Certain elements in each building will not function until you replace the corresponding circuit board in the computer room.

These include lights, matter transmitters and door or window openings. Some circuit boards are dummies and have no effect and others switch off obstructing forcefields.

You can move around the building in a number of different ways. Through the doors, dropping through hatches, sliding up and down poles, or using the matter transporters.

Moving around would be quite easy if it were not for the Guard Droids who have only one aim in life. To vapourise you. Fortunately for you we've got a games guide to Deactivators in the thing you found stuck to the front of this issue - and it tells you how to deal with the guards in no uncertain terms!

What with the guards, sideways - yes, sideways - rooms, blocked exits and entrances and different gravities in each of the rooms things tend to get a bit weird from time to time. Most of the time to be more precise.

You see these buildings belong to a top secret research establishment - so they need different gravities in some rooms, and some of them just have to be sideways or upside down.

This makes controlling the droids and throwing things about reasonably difficult. OK, very difficult! You see as soon as you enter an upside down room your joystick controls get reversed. Which makes life interesting until you come to terms with it.

All the bombs in a building are set to go off in a sequence. If you are carrying an active bomb you will see the fuse burning in the status display. Be careful when throwing bombs as they can only withstand a limited number of impacts before they will explode.

Four control icons appear in the icon window.
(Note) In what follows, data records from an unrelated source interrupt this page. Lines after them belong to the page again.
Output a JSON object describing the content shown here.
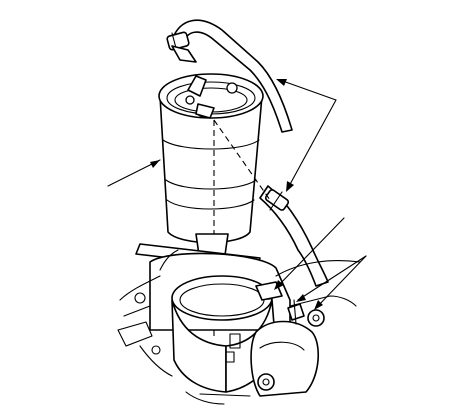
{
  "figure": {
    "kind": "technical-line-drawing",
    "subject": "fuel-filter-assembly",
    "line_color": "#000000",
    "background": "#ffffff",
    "callouts": [
      {
        "id": "filter",
        "target": "filter-canister",
        "label": ""
      },
      {
        "id": "hoses",
        "target": "fuel-hoses",
        "label": ""
      },
      {
        "id": "bracket",
        "target": "mounting-bracket",
        "label": ""
      },
      {
        "id": "bolts",
        "target": "mounting-bolts",
        "label": ""
      }
    ]
  }
}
They are:

Droid select: Enables the selection of another droid by moving joystick left or right and pressing fire. Control is switched to this droid.
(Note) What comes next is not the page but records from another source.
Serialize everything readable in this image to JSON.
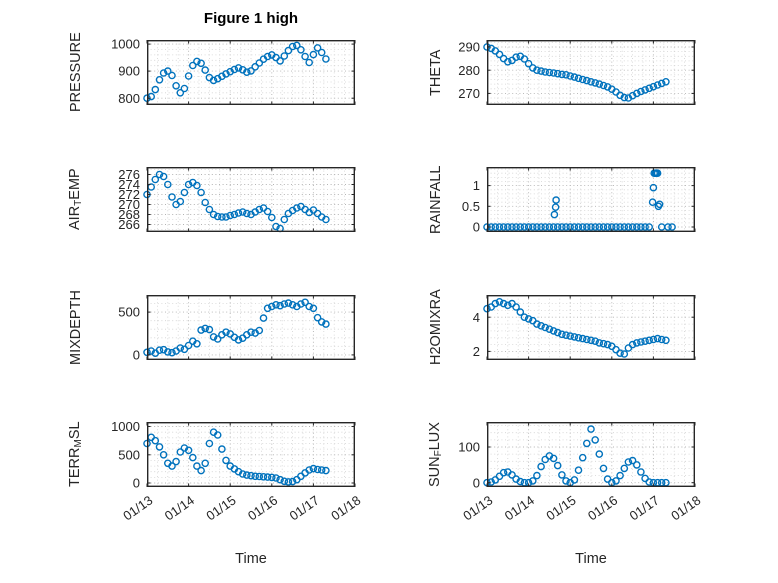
{
  "figure": {
    "title": "Figure 1 high",
    "xlabel": "Time",
    "x_tick_labels": [
      "01/13",
      "01/14",
      "01/15",
      "01/16",
      "01/17",
      "01/18"
    ],
    "x_range_days": [
      0,
      5
    ],
    "marker_color": "#0072BD",
    "axis_color": "#262626",
    "grid_color": "#b3b3b3",
    "minor_grid_color": "#d2d2d2",
    "grid_style": "dotted",
    "marker": "o"
  },
  "chart_data": [
    {
      "name": "PRESSURE",
      "type": "scatter",
      "ylabel_parts": [
        {
          "text": "PRESSURE"
        }
      ],
      "yticks": [
        800,
        900,
        1000
      ],
      "ylim": [
        775,
        1015
      ],
      "x": [
        0,
        0.1,
        0.2,
        0.3,
        0.4,
        0.5,
        0.6,
        0.7,
        0.8,
        0.9,
        1,
        1.1,
        1.2,
        1.3,
        1.4,
        1.5,
        1.6,
        1.7,
        1.8,
        1.9,
        2,
        2.1,
        2.2,
        2.3,
        2.4,
        2.5,
        2.6,
        2.7,
        2.8,
        2.9,
        3,
        3.1,
        3.2,
        3.3,
        3.4,
        3.5,
        3.6,
        3.7,
        3.8,
        3.9,
        4,
        4.1,
        4.2,
        4.3
      ],
      "y": [
        800,
        806,
        832,
        868,
        893,
        900,
        884,
        846,
        820,
        836,
        882,
        921,
        936,
        929,
        904,
        876,
        866,
        872,
        881,
        890,
        898,
        906,
        912,
        905,
        896,
        901,
        916,
        930,
        944,
        954,
        960,
        950,
        938,
        956,
        976,
        991,
        995,
        979,
        954,
        932,
        961,
        986,
        969,
        945
      ]
    },
    {
      "name": "THETA",
      "type": "scatter",
      "ylabel_parts": [
        {
          "text": "THETA"
        }
      ],
      "yticks": [
        270,
        280,
        290
      ],
      "ylim": [
        265,
        293
      ],
      "x": [
        0,
        0.1,
        0.2,
        0.3,
        0.4,
        0.5,
        0.6,
        0.7,
        0.8,
        0.9,
        1,
        1.1,
        1.2,
        1.3,
        1.4,
        1.5,
        1.6,
        1.7,
        1.8,
        1.9,
        2,
        2.1,
        2.2,
        2.3,
        2.4,
        2.5,
        2.6,
        2.7,
        2.8,
        2.9,
        3,
        3.1,
        3.2,
        3.3,
        3.4,
        3.5,
        3.6,
        3.7,
        3.8,
        3.9,
        4,
        4.1,
        4.2,
        4.3
      ],
      "y": [
        290,
        289.4,
        288.3,
        286.8,
        285,
        283.6,
        284.2,
        285.6,
        286,
        284.8,
        282.8,
        281,
        280,
        279.6,
        279.2,
        279,
        278.8,
        278.5,
        278.2,
        278,
        277.5,
        277,
        276.5,
        276,
        275.5,
        275,
        274.5,
        274,
        273.4,
        272.8,
        271.8,
        270.6,
        269.2,
        268.2,
        268,
        269,
        270,
        270.8,
        271.5,
        272.2,
        272.9,
        273.6,
        274.3,
        275
      ]
    },
    {
      "name": "AIR_TEMP",
      "type": "scatter",
      "ylabel_parts": [
        {
          "text": "AIR"
        },
        {
          "text": "T",
          "sub": true
        },
        {
          "text": "EMP"
        }
      ],
      "yticks": [
        266,
        268,
        270,
        272,
        274,
        276
      ],
      "ylim": [
        264.5,
        277.5
      ],
      "x": [
        0,
        0.1,
        0.2,
        0.3,
        0.4,
        0.5,
        0.6,
        0.7,
        0.8,
        0.9,
        1,
        1.1,
        1.2,
        1.3,
        1.4,
        1.5,
        1.6,
        1.7,
        1.8,
        1.9,
        2,
        2.1,
        2.2,
        2.3,
        2.4,
        2.5,
        2.6,
        2.7,
        2.8,
        2.9,
        3,
        3.1,
        3.2,
        3.3,
        3.4,
        3.5,
        3.6,
        3.7,
        3.8,
        3.9,
        4,
        4.1,
        4.2,
        4.3
      ],
      "y": [
        272,
        273.5,
        275,
        276,
        275.6,
        274,
        271.5,
        270,
        270.6,
        272.4,
        274,
        274.4,
        273.8,
        272.4,
        270.4,
        269,
        268,
        267.6,
        267.5,
        267.5,
        267.8,
        268,
        268.3,
        268.5,
        268.2,
        268,
        268.5,
        269,
        269.3,
        268.6,
        267.4,
        265.6,
        265.2,
        267,
        268.2,
        268.8,
        269.3,
        269.6,
        269,
        268.4,
        268.9,
        268.2,
        267.5,
        267
      ]
    },
    {
      "name": "RAINFALL",
      "type": "scatter",
      "ylabel_parts": [
        {
          "text": "RAINFALL"
        }
      ],
      "yticks": [
        0,
        0.5,
        1
      ],
      "ylim": [
        -0.12,
        1.45
      ],
      "x": [
        0,
        0.1,
        0.2,
        0.3,
        0.4,
        0.5,
        0.6,
        0.7,
        0.8,
        0.9,
        1,
        1.1,
        1.2,
        1.3,
        1.4,
        1.5,
        1.6,
        1.7,
        1.8,
        1.9,
        2,
        2.1,
        2.2,
        2.3,
        2.4,
        2.5,
        2.6,
        2.7,
        2.8,
        2.9,
        3,
        3.1,
        3.2,
        3.3,
        3.4,
        3.5,
        3.6,
        3.7,
        3.8,
        1.62,
        1.65,
        1.66,
        3.9,
        3.98,
        4,
        4.02,
        4.05,
        4.07,
        4.1,
        4.12,
        4.15,
        4.2,
        4.35,
        4.45
      ],
      "y": [
        0,
        0,
        0,
        0,
        0,
        0,
        0,
        0,
        0,
        0,
        0,
        0,
        0,
        0,
        0,
        0,
        0,
        0,
        0,
        0,
        0,
        0,
        0,
        0,
        0,
        0,
        0,
        0,
        0,
        0,
        0,
        0,
        0,
        0,
        0,
        0,
        0,
        0,
        0,
        0.3,
        0.48,
        0.65,
        0,
        0.6,
        0.95,
        1.3,
        1.3,
        1.3,
        1.3,
        0.5,
        0.55,
        0,
        0,
        0
      ]
    },
    {
      "name": "MIXDEPTH",
      "type": "scatter",
      "ylabel_parts": [
        {
          "text": "MIXDEPTH"
        }
      ],
      "yticks": [
        0,
        500
      ],
      "ylim": [
        -60,
        700
      ],
      "x": [
        0,
        0.1,
        0.2,
        0.3,
        0.4,
        0.5,
        0.6,
        0.7,
        0.8,
        0.9,
        1,
        1.1,
        1.2,
        1.3,
        1.4,
        1.5,
        1.6,
        1.7,
        1.8,
        1.9,
        2,
        2.1,
        2.2,
        2.3,
        2.4,
        2.5,
        2.6,
        2.7,
        2.8,
        2.9,
        3,
        3.1,
        3.2,
        3.3,
        3.4,
        3.5,
        3.6,
        3.7,
        3.8,
        3.9,
        4,
        4.1,
        4.2,
        4.3
      ],
      "y": [
        30,
        45,
        20,
        55,
        60,
        35,
        25,
        45,
        80,
        65,
        110,
        160,
        130,
        290,
        310,
        295,
        210,
        185,
        235,
        265,
        245,
        205,
        175,
        195,
        235,
        265,
        255,
        285,
        430,
        545,
        565,
        585,
        575,
        595,
        605,
        585,
        565,
        595,
        615,
        565,
        545,
        435,
        385,
        360
      ]
    },
    {
      "name": "H2OMIXRA",
      "type": "scatter",
      "ylabel_parts": [
        {
          "text": "H2OMIXRA"
        }
      ],
      "yticks": [
        2,
        4
      ],
      "ylim": [
        1.5,
        5.3
      ],
      "x": [
        0,
        0.1,
        0.2,
        0.3,
        0.4,
        0.5,
        0.6,
        0.7,
        0.8,
        0.9,
        1,
        1.1,
        1.2,
        1.3,
        1.4,
        1.5,
        1.6,
        1.7,
        1.8,
        1.9,
        2,
        2.1,
        2.2,
        2.3,
        2.4,
        2.5,
        2.6,
        2.7,
        2.8,
        2.9,
        3,
        3.1,
        3.2,
        3.3,
        3.4,
        3.5,
        3.6,
        3.7,
        3.8,
        3.9,
        4,
        4.1,
        4.2,
        4.3
      ],
      "y": [
        4.5,
        4.6,
        4.8,
        4.9,
        4.8,
        4.7,
        4.8,
        4.6,
        4.3,
        4,
        3.9,
        3.8,
        3.6,
        3.5,
        3.4,
        3.3,
        3.2,
        3.1,
        3,
        2.95,
        2.9,
        2.85,
        2.8,
        2.75,
        2.7,
        2.65,
        2.6,
        2.5,
        2.45,
        2.4,
        2.3,
        2.1,
        1.9,
        1.85,
        2.2,
        2.4,
        2.5,
        2.55,
        2.6,
        2.65,
        2.7,
        2.75,
        2.7,
        2.65
      ]
    },
    {
      "name": "TERR_MSL",
      "type": "scatter",
      "ylabel_parts": [
        {
          "text": "TERR"
        },
        {
          "text": "M",
          "sub": true
        },
        {
          "text": "SL"
        }
      ],
      "yticks": [
        0,
        500,
        1000
      ],
      "ylim": [
        -70,
        1080
      ],
      "x": [
        0,
        0.1,
        0.2,
        0.3,
        0.4,
        0.5,
        0.6,
        0.7,
        0.8,
        0.9,
        1,
        1.1,
        1.2,
        1.3,
        1.4,
        1.5,
        1.6,
        1.7,
        1.8,
        1.9,
        2,
        2.1,
        2.2,
        2.3,
        2.4,
        2.5,
        2.6,
        2.7,
        2.8,
        2.9,
        3,
        3.1,
        3.2,
        3.3,
        3.4,
        3.5,
        3.6,
        3.7,
        3.8,
        3.9,
        4,
        4.1,
        4.2,
        4.3
      ],
      "y": [
        700,
        810,
        750,
        640,
        500,
        350,
        300,
        380,
        550,
        620,
        580,
        450,
        300,
        220,
        350,
        700,
        900,
        850,
        600,
        400,
        300,
        250,
        200,
        160,
        140,
        130,
        120,
        115,
        110,
        105,
        100,
        90,
        60,
        30,
        20,
        25,
        60,
        120,
        180,
        230,
        255,
        240,
        230,
        220
      ]
    },
    {
      "name": "SUN_FLUX",
      "type": "scatter",
      "ylabel_parts": [
        {
          "text": "SUN"
        },
        {
          "text": "F",
          "sub": true
        },
        {
          "text": "LUX"
        }
      ],
      "yticks": [
        0,
        100
      ],
      "ylim": [
        -12,
        170
      ],
      "x": [
        0,
        0.1,
        0.2,
        0.3,
        0.4,
        0.5,
        0.6,
        0.7,
        0.8,
        0.9,
        1,
        1.1,
        1.2,
        1.3,
        1.4,
        1.5,
        1.6,
        1.7,
        1.8,
        1.9,
        2,
        2.1,
        2.2,
        2.3,
        2.4,
        2.5,
        2.6,
        2.7,
        2.8,
        2.9,
        3,
        3.1,
        3.2,
        3.3,
        3.4,
        3.5,
        3.6,
        3.7,
        3.8,
        3.9,
        4,
        4.1,
        4.2,
        4.3
      ],
      "y": [
        0,
        2,
        8,
        18,
        28,
        30,
        22,
        10,
        3,
        0,
        0,
        5,
        20,
        45,
        65,
        75,
        68,
        48,
        22,
        5,
        0,
        8,
        35,
        70,
        110,
        150,
        120,
        80,
        40,
        10,
        0,
        5,
        20,
        40,
        58,
        62,
        50,
        30,
        12,
        2,
        0,
        0,
        0,
        0
      ]
    }
  ]
}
Throw: Enables the droid being controlled to throw a bomb or circuit board.

Scan: Allows you to view all the rooms in a building.

Movement: Returns you to movement control of the currently activated droid.

A droid can only carry one object at a time. Trying to pick up a bomb whilst carrying anything else will cause the bomb to explode. To pick up either a bomb or a circuit board you move your droid over it.

To throw, press the fire button to open up the control icon window and select the bomb throw icon by pressing fire.

The display is replaced by a meter showing the angle and direction at which the throw will be made.

When a new level starts, you will be placed in droid select mode. This is shown by the flashing highlight on the map. By moving the joystick left and right. The cursor can be moved over all the available droids in the building. Pressing the fire button selects the droid. If the cursor is over two droids, then the droid shown hovering is the one available for selection.

In scan mode, moving the joystick in any of the four directions will move a cursor over the building map. Releasing the joystick will display the highlighted rooms. This mode will enable you to plan your routes and keep an eye out for any guards which might be lurking in adjacent rooms.

In building five, no scan mode is available until one of the circuit boards is replaced in the computer! Sneaky, eh?

Beginners may find the game looks complicated. It isn't so don't be put off. Take time to read the instructions and play through the first level which is really a training session for what comes later.

Using the icons is pretty simple - and gets simpler with practice. Don't try to pick up a circuit board when you're holding a bomb - or the other way around - because you'll end up one droid less if you do.

Throwing items around between different gravities is an art which again comes with practice. But you'll soon learn to position the droids effectively to catch items. Control passes automatically to the catcher.

Successfully complete a building and you get an extra droid which can be placed at will in the next building to give you an extra edge.

Graphics are good and the sound on the C64 version is superb. Playability? Well, it goes off the C&VG scale.

Deactivators is a demanding, challenging and original game. It requires quick thinking and fast reactions. I was hooked from the movement I started playing. Deactivators is destined to become a cult game. Get it.